Noting that he inherited two wars, and without crediting his predecessor, Mr. Obama boasted of knocking off the “violent extremist” Osama bin Laden and setting “a new direction”: “The tide of war is receding. When I took office, roughly 180,000 Americans were serving in Iraq and Afghanistan. By the end of this year, that number will be cut in half, and it will continue to decline.”
Mr. Obama eloquently recounted Sept. 11, 2001, and went on to observe that “this has been a difficult decade. But today, we stand at a crossroads of history with the chance to move decisively in the direction of peace. To do so, we must return to the wisdom of those who created this institution.”
It might, indeed, have been rude to remind the U.N. delegates how much they have depended on America over the years, but Mr. Obama went overboard by implying that everyone is equally dedicated to freedom.
Another snippet: “So this has been a remarkable year. The Gadhafi regime is over. [Cote d’Ivoire President Laurent] Gbagbo, [Tunisian President Zine El Abidine] Ben Ali, [Egyptian President Hosni] Mubarak are no longer in power. Osama bin Laden is gone, and the idea that change could only come through violence has been buried with him.”
Stirring stuff. But if violence is no longer necessary, why did Mr. Obama send jets to pound Col. Gadhafi’s forces in Libya?
Here’s more: “Something is happening in our world. The way things have been is not the way that they will be.” He stopped short of promising that the oceans would cease rising and the planet would heal.
Solomon wrote nearly 3,000 years ago, “That which has been is what will be, that which is done is what will be done, and there is nothing new under the sun.”
The idea that people are basically good and would share and live in peace if only the right system would come along is an enduring human conceit, revealed as a lie in the horrors inflicted by communism. It’s not that people don’t have admirable qualities, but no one ever had to teach a child how to misbehave.
Taming our natural bent toward vices takes a lifetime and divine intervention. In the case of people who mean to do evil, the only solution is force. Nations, which are composed of people, will break treaties the minute it is in their interest to do so.
In discussing prospects for peace in the Middle East, Mr. Obama strongly asserted America’s commitment to Israel while noting Palestinians’ desires. But he did some pipe-dreaming as well: “The deadlock will only be broken when each side learns to stand in the other’s shoes; each side can see the world through the other’s eyes.” It would help if Hamas rewrote its charter to remove the part about eliminating Israel.
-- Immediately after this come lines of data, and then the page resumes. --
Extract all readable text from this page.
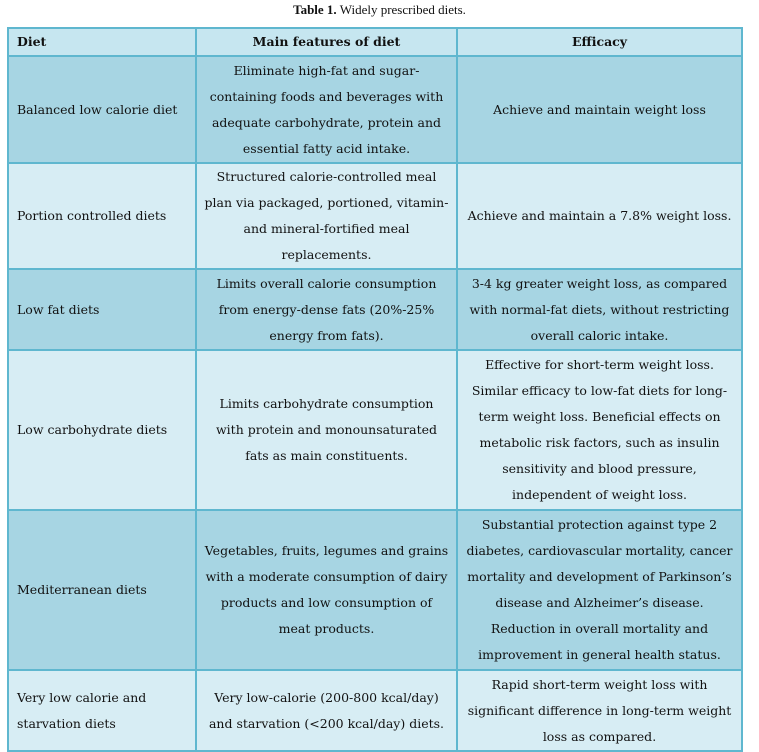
Table 1. Widely prescribed diets.
Diet	Main features of diet	Efficacy
Balanced low calorie diet	Eliminate high-fat and sugar-containing foods and beverages with adequate carbohydrate, protein and essential fatty acid intake.	Achieve and maintain weight loss
Portion controlled diets	Structured calorie-controlled meal plan via packaged, portioned, vitamin- and mineral-fortified meal replacements.	Achieve and maintain a 7.8% weight loss.
Low fat diets	Limits overall calorie consumption from energy-dense fats (20%-25% energy from fats).	3-4 kg greater weight loss, as compared with normal-fat diets, without restricting overall caloric intake.
Low carbohydrate diets	Limits carbohydrate consumption with protein and monounsaturated fats as main constituents.	Effective for short-term weight loss. Similar efficacy to low-fat diets for long-term weight loss. Beneficial effects on metabolic risk factors, such as insulin sensitivity and blood pressure, independent of weight loss.
Mediterranean diets	Vegetables, fruits, legumes and grains with a moderate consumption of dairy products and low consumption of meat products.	Substantial protection against type 2 diabetes, cardiovascular mortality, cancer mortality and development of Parkinson’s disease and Alzheimer’s disease. Reduction in overall mortality and improvement in general health status.
Very low calorie and starvation diets	Very low-calorie (200-800 kcal/day) and starvation (<200 kcal/day) diets.	Rapid short-term weight loss with significant difference in long-term weight loss as compared.
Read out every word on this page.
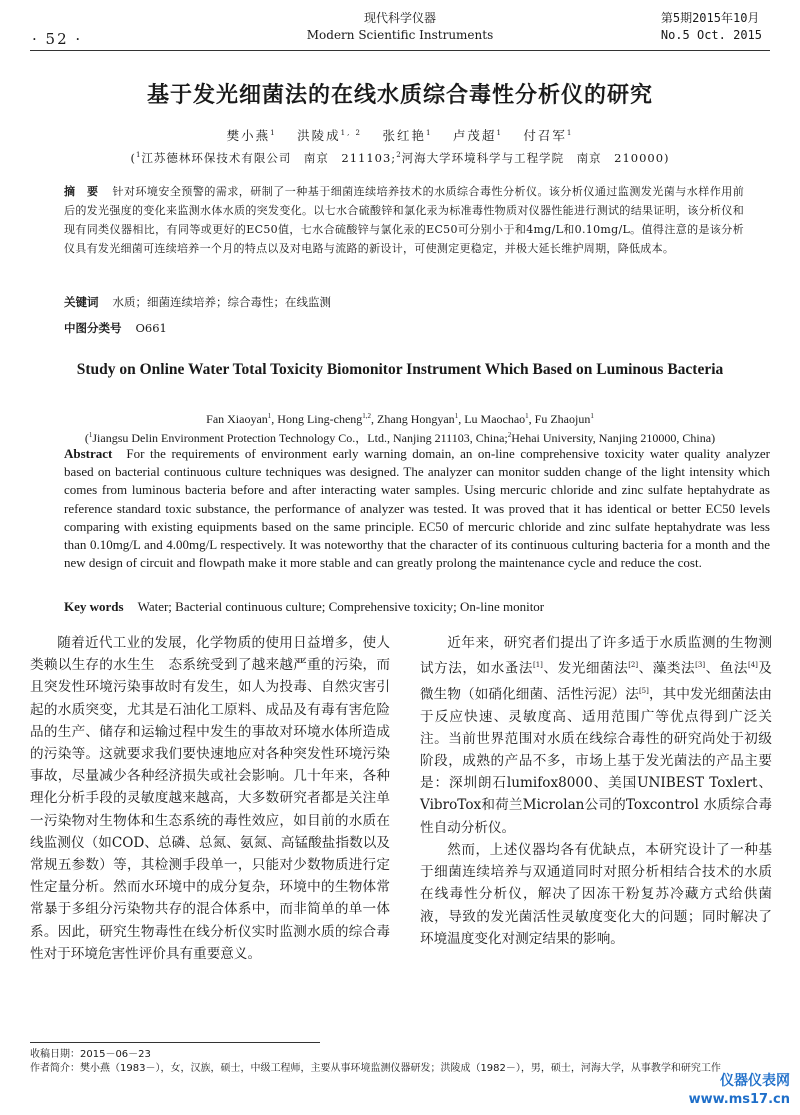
· 52 ·
现代科学仪器
Modern Scientific Instruments
第5期2015年10月
No.5 Oct. 2015
基于发光细菌法的在线水质综合毒性分析仪的研究
樊小燕$^1$　 洪陵成$^{1, 2}$　 张红艳$^1$　 卢茂超$^1$　 付召军$^1$
($^1$江苏德林环保技术有限公司　南京　211103;$^2$河海大学环境科学与工程学院　南京　210000)
摘　要 针对环境安全预警的需求，研制了一种基于细菌连续培养技术的水质综合毒性分析仪。该分析仪通过监测发光菌与水样作用前后的发光强度的变化来监测水体水质的突发变化。以七水合硫酸锌和氯化汞为标准毒性物质对仪器性能进行测试的结果证明，该分析仪和现有同类仪器相比，有同等或更好的EC50值，七水合硫酸锌与氯化汞的EC50可分别小于和4mg/L和0.10mg/L。值得注意的是该分析仪具有发光细菌可连续培养一个月的特点以及对电路与流路的新设计，可使测定更稳定，并极大延长维护周期，降低成本。
关键词 水质；细菌连续培养；综合毒性；在线监测
中图分类号 O661
Study on Online Water Total Toxicity Biomonitor Instrument Which Based on Luminous Bacteria
Fan Xiaoyan$^1$, Hong Ling-cheng$^{1,2}$, Zhang Hongyan$^1$, Lu Maochao$^1$, Fu Zhaojun$^1$
($^1$Jiangsu Delin Environment Protection Technology Co.，Ltd., Nanjing 211103, China;$^2$Hehai University, Nanjing 210000, China)
Abstract For the requirements of environment early warning domain, an on-line comprehensive toxicity water quality analyzer based on bacterial continuous culture techniques was designed. The analyzer can monitor sudden change of the light intensity which comes from luminous bacteria before and after interacting water samples. Using mercuric chloride and zinc sulfate heptahydrate as reference standard toxic substance, the performance of analyzer was tested. It was proved that it has identical or better EC50 levels comparing with existing equipments based on the same principle. EC50 of mercuric chloride and zinc sulfate heptahydrate was less than 0.10mg/L and 4.00mg/L respectively. It was noteworthy that the character of its continuous culturing bacteria for a month and the new design of circuit and flowpath make it more stable and can greatly prolong the maintenance cycle and reduce the cost.
Key words Water; Bacterial continuous culture; Comprehensive toxicity; On-line monitor

随着近代工业的发展，化学物质的使用日益增多，使人类赖以生存的水生生　态系统受到了越来越严重的污染，而且突发性环境污染事故时有发生，如人为投毒、自然灾害引起的水质突变，尤其是石油化工原料、成品及有毒有害危险品的生产、储存和运输过程中发生的事故对环境水体所造成的污染等。这就要求我们要快速地应对各种突发性环境污染事故，尽量减少各种经济损失或社会影响。几十年来，各种理化分析手段的灵敏度越来越高，大多数研究者都是关注单一污染物对生物体和生态系统的毒性效应，如目前的水质在线监测仪（如COD、总磷、总氮、氨氮、高锰酸盐指数以及常规五参数）等，其检测手段单一，只能对少数物质进行定性定量分析。然而水环境中的成分复杂，环境中的生物体常常暴于多组分污染物共存的混合体系中，而非简单的单一体系。因此，研究生物毒性在线分析仪实时监测水质的综合毒性对于环境危害性评价具有重要意义。

近年来，研究者们提出了许多适于水质监测的生物测试方法，如水蚤法[1]、发光细菌法[2]、藻类法[3]、鱼法[4]及微生物（如硝化细菌、活性污泥）法[5]，其中发光细菌法由于反应快速、灵敏度高、适用范围广等优点得到广泛关注。当前世界范围对水质在线综合毒性的研究尚处于初级阶段，成熟的产品不多，市场上基于发光菌法的产品主要是：深圳朗石lumifox8000、美国UNIBEST Toxlert、VibroTox和荷兰Microlan公司的Toxcontrol 水质综合毒性自动分析仪。

然而，上述仪器均各有优缺点，本研究设计了一种基于细菌连续培养与双通道同时对照分析相结合技术的水质在线毒性分析仪，解决了因冻干粉复苏冷藏方式给供菌液，导致的发光菌活性灵敏度变化大的问题；同时解决了环境温度变化对测定结果的影响。

收稿日期：2015－06－23
作者简介：樊小燕（1983－），女，汉族，硕士，中级工程师，主要从事环境监测仪器研发；洪陵成（1982－），男，硕士，河海大学，从事教学和研究工作
仪器仪表网
www.ms17.cn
It’s hard to stand in someone’s shoes while advocating their owner’s violent death.
What Mr. Obama hails as a universal longing for human rights is a fairly recent Western invention. As America’s founders explained, we deserve rights only because we are created in the image of God, and we have laws because we are not angels.
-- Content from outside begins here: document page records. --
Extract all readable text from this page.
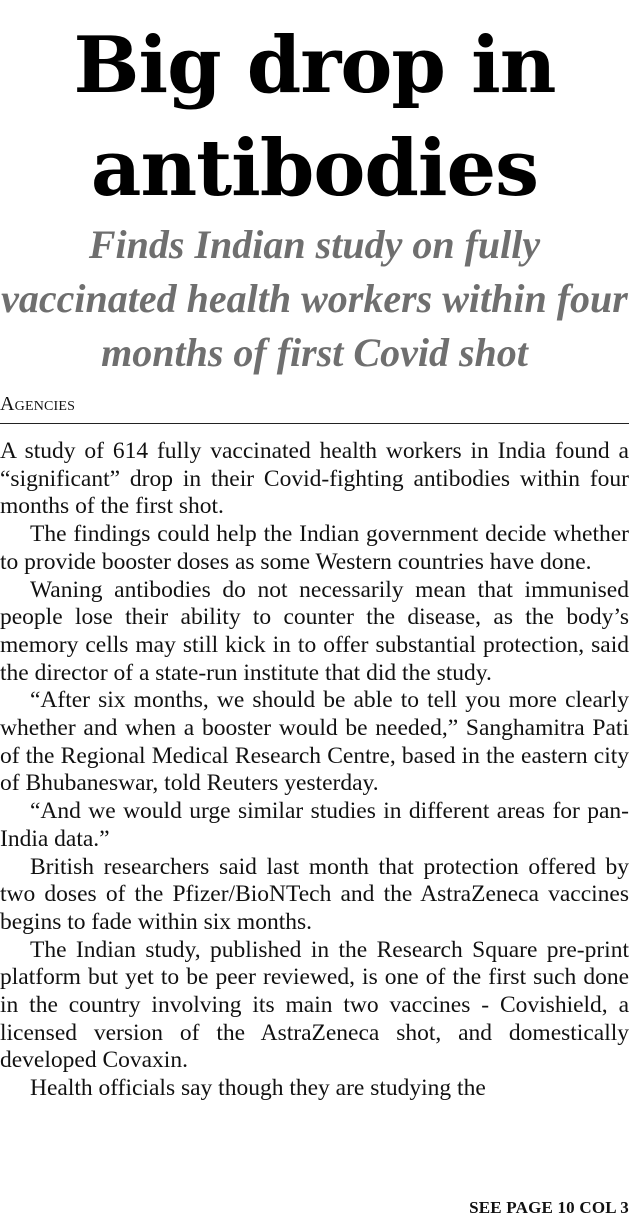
Big drop in antibodies
Finds Indian study on fully vaccinated health workers within four months of first Covid shot
Agencies

A study of 614 fully vaccinated health workers in India found a “significant” drop in their Covid-fighting antibodies within four months of the first shot.

The findings could help the Indian government decide whether to provide booster doses as some Western countries have done.

Waning antibodies do not necessarily mean that immunised people lose their ability to counter the disease, as the body’s memory cells may still kick in to offer substantial protection, said the director of a state-run institute that did the study.

“After six months, we should be able to tell you more clearly whether and when a booster would be needed,” Sanghamitra Pati of the Regional Medical Research Centre, based in the eastern city of Bhubaneswar, told Reuters yesterday.

“And we would urge similar studies in different areas for pan-India data.”

British researchers said last month that protection offered by two doses of the Pfizer/BioNTech and the AstraZeneca vaccines begins to fade within six months.

The Indian study, published in the Research Square pre-print platform but yet to be peer reviewed, is one of the first such done in the country involving its main two vaccines - Covishield, a licensed version of the AstraZeneca shot, and domestically developed Covaxin.

Health officials say though they are studying the

SEE PAGE 10 COL 3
Around the world, the idea of individual human rights took root precisely where Christianity penetrated cultures. It took root at the U.N. when it adopted the Universal Declaration of Human Rights in 1948.
The declaration mirrors many rights in our Constitution but also incorporates fuzzy utopianism, such as each person’s “social and cultural rights indispensable for his dignity and the free development of his personality” and the right “to enjoy the arts.” This kind of stuff creeps in when you let Eleanor Roosevelt call the shots.
Upon reflection, instead of Rodney King, it would be better to compare Mr. Obama to Jack Dawson, Leonardo DiCaprio’s character who, standing on the Titanic’s bow, declared himself “king of the world.” Massive government debt is, of course, the iceberg.
Much of Mr. Obama’s speech touched on positive developments, such as peace in Northern Ireland, the birth of South Sudan and optimism over the Arab Spring. Overall, it was an upper.
But while he is practiced speaking for the entire world, it would be nice if Mr. Obama spoke on behalf of the United States once in a while.